Does it matter WHEN you get an MRI?


I am not sure if I have MS or some other neurological disorder or something else.

After visiting an ENT with what I thought was de-compensation from an old vestibular issue, he noticed I actually have very bad disequilibrium and am uncoordinated. I failed the finger-to-nose test, Rombergs, and the one where you flip your hands over.

He suspects something is wrong with my cerebellum. I also have 24/7 dizziness and dropping things, walking into things all the time. Keep getting my words mixed up. Feel soo fatigued I can barely work.

So, he has organised an appointment for me at neurology. It’s in two months time. I’m guessing some kind of MRI will be appropriate.

If I do have something ‘episodic’, like MS can be, will it show up on an MRI at any time, or only when I’m having symptoms? I do have the option to go private and get everything done quicker (but it would mean spending all my savings). What if my symptoms improve between now and then? Will anything be detected?

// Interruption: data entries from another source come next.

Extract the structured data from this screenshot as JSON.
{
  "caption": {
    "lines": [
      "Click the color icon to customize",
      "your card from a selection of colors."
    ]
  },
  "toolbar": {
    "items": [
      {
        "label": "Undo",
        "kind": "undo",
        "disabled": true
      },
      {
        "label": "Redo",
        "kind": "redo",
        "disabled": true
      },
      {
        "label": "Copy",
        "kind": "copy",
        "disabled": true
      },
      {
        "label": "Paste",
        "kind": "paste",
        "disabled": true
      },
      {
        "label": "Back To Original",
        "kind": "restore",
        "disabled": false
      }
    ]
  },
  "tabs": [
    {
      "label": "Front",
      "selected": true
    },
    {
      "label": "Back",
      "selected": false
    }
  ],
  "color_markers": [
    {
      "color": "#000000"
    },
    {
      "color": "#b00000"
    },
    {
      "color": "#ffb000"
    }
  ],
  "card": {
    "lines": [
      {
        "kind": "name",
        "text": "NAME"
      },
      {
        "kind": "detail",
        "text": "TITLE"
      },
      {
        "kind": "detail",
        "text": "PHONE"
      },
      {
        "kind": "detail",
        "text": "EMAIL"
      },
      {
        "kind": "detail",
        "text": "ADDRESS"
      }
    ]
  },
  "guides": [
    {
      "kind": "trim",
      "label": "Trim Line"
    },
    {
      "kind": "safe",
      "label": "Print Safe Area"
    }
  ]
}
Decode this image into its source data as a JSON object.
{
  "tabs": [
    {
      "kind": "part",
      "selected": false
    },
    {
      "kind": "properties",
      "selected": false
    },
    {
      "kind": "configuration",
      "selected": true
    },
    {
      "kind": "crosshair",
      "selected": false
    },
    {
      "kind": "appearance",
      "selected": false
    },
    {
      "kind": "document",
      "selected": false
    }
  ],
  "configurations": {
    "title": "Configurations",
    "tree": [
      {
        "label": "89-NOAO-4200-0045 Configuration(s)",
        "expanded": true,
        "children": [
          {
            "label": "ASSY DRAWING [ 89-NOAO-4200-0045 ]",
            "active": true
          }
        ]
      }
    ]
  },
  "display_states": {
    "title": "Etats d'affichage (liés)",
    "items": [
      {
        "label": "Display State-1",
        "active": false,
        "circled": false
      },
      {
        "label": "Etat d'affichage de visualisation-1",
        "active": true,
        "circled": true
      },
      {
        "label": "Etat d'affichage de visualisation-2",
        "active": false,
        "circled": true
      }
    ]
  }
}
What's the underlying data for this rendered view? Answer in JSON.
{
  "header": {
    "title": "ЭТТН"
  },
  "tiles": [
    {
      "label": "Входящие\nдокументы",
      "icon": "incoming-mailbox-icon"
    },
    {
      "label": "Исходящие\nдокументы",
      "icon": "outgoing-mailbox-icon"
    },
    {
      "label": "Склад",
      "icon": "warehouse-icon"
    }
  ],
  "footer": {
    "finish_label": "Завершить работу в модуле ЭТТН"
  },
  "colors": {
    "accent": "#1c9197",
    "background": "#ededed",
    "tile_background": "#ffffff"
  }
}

I haven’t been ‘right’ since an episode of vertigo 2 yrs ago that was put down to Labyrinthitis, but I’ve been ill, and getting iller, for 4 months now. The last week has been pretty horrific.

Many thanks for any advice or help anyone can offer.

K-L x

Hi K-L,

Shouldn’t be that crucial when you have it, no. MS lesions are a kind of scar, and, like other scars, can fade eventually, to the point of being invisible.

But I don’t think that would happen in just a couple of months, especially if you have pronounced symptoms at the moment. IF they’re caused by MS brain lesions, I wouldn’t expect the latter to completely heal and disappear in just two months, so I’m pretty confident there would still be evidence, even if symptoms have improved by then.

They can potentially see lesions from years ago. When mine were first spotted, one of the questions I asked was: “How do we know they haven’t ‘always’ been there?” Answer: “We don’t!” One thing they can do, if lesions are spotted, is scan again with a thing called contrast (substance injected into a vein) - this has the effect of distinguishing between active and historic lesions, because it highlights the active ones.

Very occasionally, consultants ask for a scan with contrast right from the word go, but as it’s very expensive, it’s more usual to ask for an ordinary scan first, and IF it shows any lesions, only then to do another scan with contrast, to see how many are active. It still can’t tell the age of the inactive ones.

I hope you get some answers soon, but please don’t worry about “disappearing evidence” - you don’t have to catch it literally in the act.



Thank you so much Tina - I really appreciate your information and advice. That was exactly what I need. Many thanks!